It's come up time and again, and it's always an issue that's fascinated me -- how much information on how World of Warcraft is designed do we actually want? Some of us would be bored to tears by a technical discussion of the whys and wherefores of a design decision, while others would be absolutely fascinated by it. I'm sure no one's forgotten about the era of the 'Ghostcrawler experiment' and the sharp rise of communication from the game's developers. Today we have quite a bit of communication from people like Brian Holinka, Chadd Nervig, Ion Hazzikostas, Owen Landgren and others. I've always felt that it was a very good thing overall for the game to have that channel, with the devs taking time to explain design changes and what they mean. The question becomes, how useful is it to you, and how effective is it in getting players to understand the why behind changes?

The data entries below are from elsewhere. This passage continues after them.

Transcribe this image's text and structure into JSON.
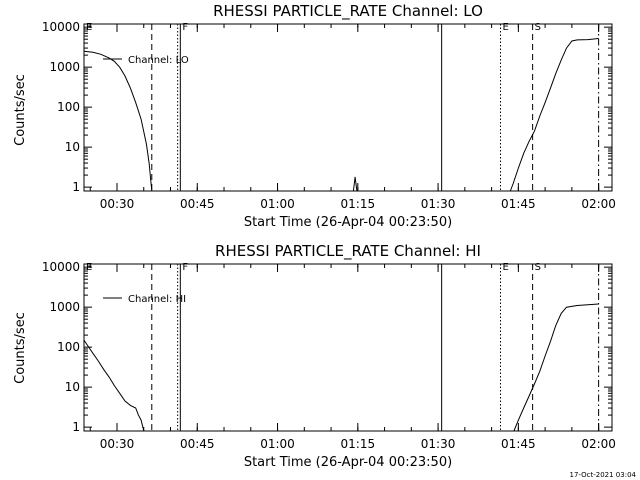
{
  "footer": "17-Oct-2021 03:04",
  "chart_data": [
    {
      "type": "line",
      "title": "RHESSI PARTICLE_RATE Channel: LO",
      "xlabel": "Start Time (26-Apr-04 00:23:50)",
      "ylabel": "Counts/sec",
      "yscale": "log",
      "xlim": [
        "00:23:50",
        "02:02:30"
      ],
      "ylim": [
        0.8,
        12000
      ],
      "x_ticks": [
        "00:30",
        "00:45",
        "01:00",
        "01:15",
        "01:30",
        "01:45",
        "02:00"
      ],
      "y_ticks": [
        "1",
        "10",
        "100",
        "1000",
        "10000"
      ],
      "legend_position": "upper-left",
      "series": [
        {
          "name": "Channel: LO",
          "color": "#000000",
          "points": [
            [
              "00:23:50",
              2500
            ],
            [
              "00:25:30",
              2350
            ],
            [
              "00:27:00",
              2100
            ],
            [
              "00:28:30",
              1700
            ],
            [
              "00:29:30",
              1400
            ],
            [
              "00:30:30",
              1000
            ],
            [
              "00:31:30",
              600
            ],
            [
              "00:32:30",
              300
            ],
            [
              "00:33:30",
              130
            ],
            [
              "00:34:30",
              50
            ],
            [
              "00:35:30",
              12
            ],
            [
              "00:36:00",
              4
            ],
            [
              "00:36:30",
              0.8
            ],
            null,
            [
              "01:14:10",
              0.8
            ],
            [
              "01:14:30",
              1.8
            ],
            [
              "01:14:50",
              0.8
            ],
            null,
            [
              "01:43:30",
              0.8
            ],
            [
              "01:44:00",
              1.2
            ],
            [
              "01:45:00",
              3
            ],
            [
              "01:46:00",
              7
            ],
            [
              "01:47:00",
              14
            ],
            [
              "01:48:00",
              25
            ],
            [
              "01:49:00",
              60
            ],
            [
              "01:50:00",
              130
            ],
            [
              "01:51:00",
              300
            ],
            [
              "01:52:00",
              700
            ],
            [
              "01:53:00",
              1500
            ],
            [
              "01:54:00",
              3000
            ],
            [
              "01:55:00",
              4500
            ],
            [
              "01:56:00",
              4800
            ],
            [
              "01:58:00",
              4900
            ],
            [
              "02:00:00",
              5200
            ]
          ]
        }
      ],
      "markers": [
        {
          "label": "E",
          "time": "00:23:50",
          "style": "dashdot"
        },
        {
          "label": "",
          "time": "00:36:30",
          "style": "dashed"
        },
        {
          "label": "",
          "time": "00:41:20",
          "style": "dotted"
        },
        {
          "label": "F",
          "time": "00:41:50",
          "style": "solid"
        },
        {
          "label": "",
          "time": "01:30:40",
          "style": "solid"
        },
        {
          "label": "E",
          "time": "01:41:40",
          "style": "dotted"
        },
        {
          "label": "S",
          "time": "01:47:40",
          "style": "dashed"
        },
        {
          "label": "",
          "time": "02:00:00",
          "style": "dashdot"
        }
      ]
    },
    {
      "type": "line",
      "title": "RHESSI PARTICLE_RATE Channel: HI",
      "xlabel": "Start Time (26-Apr-04 00:23:50)",
      "ylabel": "Counts/sec",
      "yscale": "log",
      "xlim": [
        "00:23:50",
        "02:02:30"
      ],
      "ylim": [
        0.8,
        12000
      ],
      "x_ticks": [
        "00:30",
        "00:45",
        "01:00",
        "01:15",
        "01:30",
        "01:45",
        "02:00"
      ],
      "y_ticks": [
        "1",
        "10",
        "100",
        "1000",
        "10000"
      ],
      "legend_position": "upper-left",
      "series": [
        {
          "name": "Channel: HI",
          "color": "#000000",
          "points": [
            [
              "00:23:50",
              150
            ],
            [
              "00:24:30",
              110
            ],
            [
              "00:25:30",
              70
            ],
            [
              "00:26:30",
              45
            ],
            [
              "00:27:30",
              28
            ],
            [
              "00:28:30",
              18
            ],
            [
              "00:29:30",
              11
            ],
            [
              "00:30:30",
              7
            ],
            [
              "00:31:30",
              4.5
            ],
            [
              "00:32:30",
              3.5
            ],
            [
              "00:33:30",
              3
            ],
            [
              "00:34:00",
              2
            ],
            [
              "00:34:30",
              1.5
            ],
            [
              "00:35:00",
              0.8
            ],
            null,
            [
              "01:44:10",
              0.8
            ],
            [
              "01:45:00",
              1.5
            ],
            [
              "01:46:00",
              3
            ],
            [
              "01:47:00",
              6
            ],
            [
              "01:48:00",
              12
            ],
            [
              "01:49:00",
              25
            ],
            [
              "01:50:00",
              60
            ],
            [
              "01:51:00",
              140
            ],
            [
              "01:52:00",
              350
            ],
            [
              "01:53:00",
              700
            ],
            [
              "01:54:00",
              1000
            ],
            [
              "01:56:00",
              1100
            ],
            [
              "01:58:00",
              1150
            ],
            [
              "02:00:00",
              1200
            ]
          ]
        }
      ],
      "markers": [
        {
          "label": "E",
          "time": "00:23:50",
          "style": "dashdot"
        },
        {
          "label": "",
          "time": "00:36:30",
          "style": "dashed"
        },
        {
          "label": "",
          "time": "00:41:20",
          "style": "dotted"
        },
        {
          "label": "F",
          "time": "00:41:50",
          "style": "solid"
        },
        {
          "label": "",
          "time": "01:30:40",
          "style": "solid"
        },
        {
          "label": "E",
          "time": "01:41:40",
          "style": "dotted"
        },
        {
          "label": "S",
          "time": "01:47:40",
          "style": "dashed"
        },
        {
          "label": "",
          "time": "02:00:00",
          "style": "dashdot"
        }
      ]
    }
  ]
}
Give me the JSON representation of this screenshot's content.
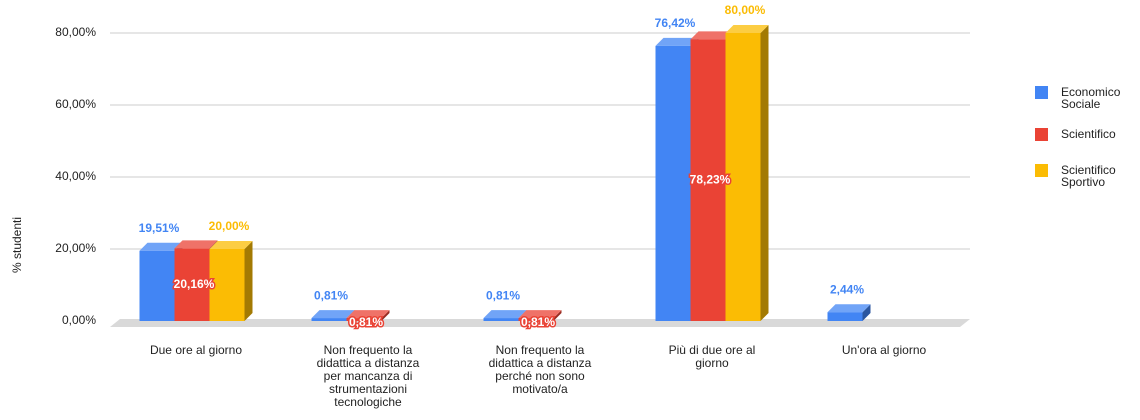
{
  "chart_data": {
    "type": "bar3d",
    "y_label": "% studenti",
    "categories": [
      "Due ore al giorno",
      "Non frequento la didattica a distanza per mancanza di strumentazioni tecnologiche",
      "Non frequento la didattica a distanza perché non sono motivato/a",
      "Più di due ore al giorno",
      "Un'ora al giorno"
    ],
    "series": [
      {
        "name": "Economico Sociale",
        "color": "#4285f4",
        "values": [
          19.51,
          0.81,
          0.81,
          76.42,
          2.44
        ],
        "value_labels": [
          "19,51%",
          "0,81%",
          "0,81%",
          "76,42%",
          "2,44%"
        ]
      },
      {
        "name": "Scientifico",
        "color": "#ea4335",
        "values": [
          20.16,
          0.81,
          0.81,
          78.23,
          null
        ],
        "value_labels": [
          "20,16%",
          "0,81%",
          "0,81%",
          "78,23%",
          null
        ]
      },
      {
        "name": "Scientifico Sportivo",
        "color": "#fbbc04",
        "values": [
          20.0,
          null,
          null,
          80.0,
          null
        ],
        "value_labels": [
          "20,00%",
          null,
          null,
          "80,00%",
          null
        ]
      }
    ],
    "ylim": [
      0,
      80
    ],
    "yticks": [
      {
        "value": 0,
        "label": "0,00%"
      },
      {
        "value": 20,
        "label": "20,00%"
      },
      {
        "value": 40,
        "label": "40,00%"
      },
      {
        "value": 60,
        "label": "60,00%"
      },
      {
        "value": 80,
        "label": "80,00%"
      }
    ],
    "grid": true,
    "legend": "right"
  }
}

Frankly, I think we all know that for every player who reads and absorbs dev interaction in the spirit in which it is meant, there's another who uses it simply as an excuse to blame said person for ruining the game. This goes back to before the time when devs were the ones delivering the news, mind you. I remember the days of Tseric, and the way the forums made him the villain in their self-generated narrative.

That impulse still exists, and when devs try and address us with the facts as they see them, the rationale behind their decisions, it can still come forth. What's worse is, sometimes the devs are wrong - sometimes a decision doesn't work out like they'd hope, or they make a mistake in how they implement an idea (the Burning Crusade version of rage normalization and the Cataclysm healer revamp come to mind) and unfortunately when that happens the players often become suspicious and hostile when a new version of that idea is implemented. It's understandable, but that reaction prevents an honest dialogue. Does the good outweigh the bad?

I'd have to argue yes. To a degree, the players who will lash out and blame the devs for the game not being the way they want it would never really be satisfied - they're seeking an outlet for frustration. sometimes understandably so, sometimes not. Their reaction doesn't change the fact that for many of us, it's very helpful to know why changes are being made, even if just in a general sense. Knowing that changes are coming to itemization, that certain stats will be going away or introduced, knowing about the itemization squish is helpful and it's a lot better than the old days when a stat like Expertise could just happen and we were all left wondering what is this, what do i do with it after the fact. Any player who lived through the days when the Edgemaster's Handguards were the best gloves in the game for any raiding DPS warrior or paladin remembers how often in vanilla nothing was explained.

It's true that there are times when we get a lot of information we can't really process. To a degree I feel like the recent healing and health changes fall into that ballpark - paradoxically, we learned just enough about the changes to upset and confuse us without learning enough about their context to provide us with a real idea of how they're going to work. The Dev Watercooler could only give us half of the picture, and posters like Watcher didn't really make it that much more clear - it may just be the kind of thing we can only really grasp when we start to see it. The whole team did their best to explicate, but I don't think it helped. That's not to say they don't do a good job.

That doesn't mean it can't be done better. Right now I'm pretty hopeful for dev/player interaction, as the era of twitter has improved accessibility and damped down some of the trolling and vitriol, with multiple developer voices answering questions and explaining things in addition to the hard work of the community managers. The forums still exist and are still very useful for long-form posts and responses, but twitter's immediate back and forth has led to us hearing a lot more from a variety of voices working in various parts of the game's development. And that's all to the good - having a range of voices prevents the vitriol from accumulating around one target. As good as it was to have a person out there, having only one person meant that he was the lightning rod for all unhappiness, even for things he had no real part of or control over.

I'd argue that we currently almost have the kind of transparency we'd want - multiple people talking about their various parts of the puzzle. What we need now is probably a touch more forthcoming, but you can't build things without taking the steps.